Essa declaração inclui igualmente a responsabilidade pela implementação de medidas de cibersegurança destinadas a impedir acessos indevidos aos sistemas dos veículos e a proteger a integridade tecnológica dos ensaios.
O diploma estabelece ainda que licenças emitidas por outros países poderão ser reconhecidas no prazo máximo de 45 dias, uma medida que poderá facilitar a realização de testes em Portugal por empresas que já desenvolvem projetos de condução autónoma noutros mercados.
Limites de velocidade e “caixa negra” obrigatória
Os veículos abrangidos por este regime ficam sujeitos a condições específicas de circulação durante os ensaios. Entre elas está uma limitação adicional de velocidade: os automóveis em teste terão de circular 20 quilómetros por hora abaixo do limite máximo permitido na via.
Na prática, numa estrada onde o limite seja de 50 quilómetros por hora, um veículo autónomo em fase de testes não poderá exceder os 30 quilómetros por hora.

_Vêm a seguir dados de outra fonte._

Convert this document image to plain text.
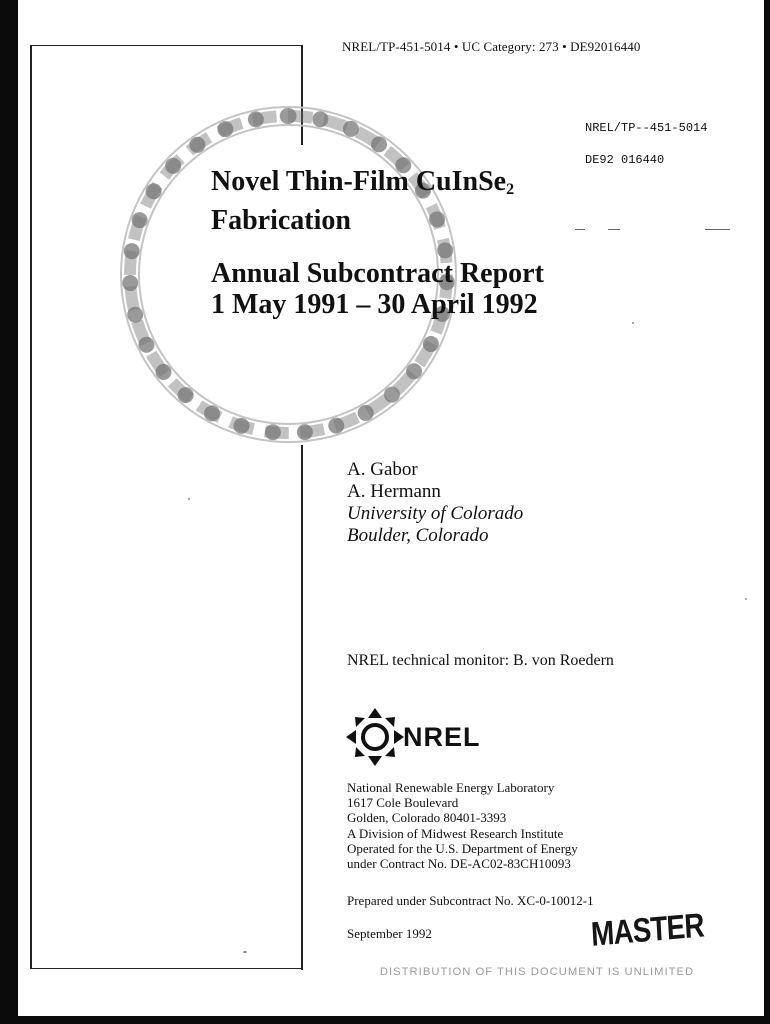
NREL/TP-451-5014 • UC Category: 273 • DE92016440
NREL/TP--451-5014
DE92 016440
Novel Thin-Film CuInSe$_2$
Fabrication
Annual Subcontract Report
1 May 1991 – 30 April 1992
A. Gabor
A. Hermann
University of Colorado
Boulder, Colorado
NREL technical monitor: B. von Roedern
NREL
National Renewable Energy Laboratory
1617 Cole Boulevard
Golden, Colorado 80401-3393
A Division of Midwest Research Institute
Operated for the U.S. Department of Energy
under Contract No. DE-AC02-83CH10093
Prepared under Subcontract No. XC-0-10012-1
September 1992	MASTER
DISTRIBUTION OF THIS DOCUMENT IS UNLIMITED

Outra das exigências previstas é a instalação obrigatória de um sistema de registo de dados semelhante a uma “caixa negra”. Este equipamento deverá recolher informação a uma frequência de dez registos por segundo, armazenando dados relevantes sobre a operação do veículo.
Entre os elementos que terão de ficar registados encontram-se informações relacionadas com a velocidade, as travagens efetuadas e a comunicação estabelecida entre o veículo e a infraestrutura envolvente.
Em caso de acidente ou incidente, estes dados poderão ser utilizados pelas autoridades para determinar as circunstâncias da ocorrência. O diploma prevê ainda que a ausência de registos ou a omissão de informação considerada relevante possa conduzir à suspensão da licença atribuída para os testes.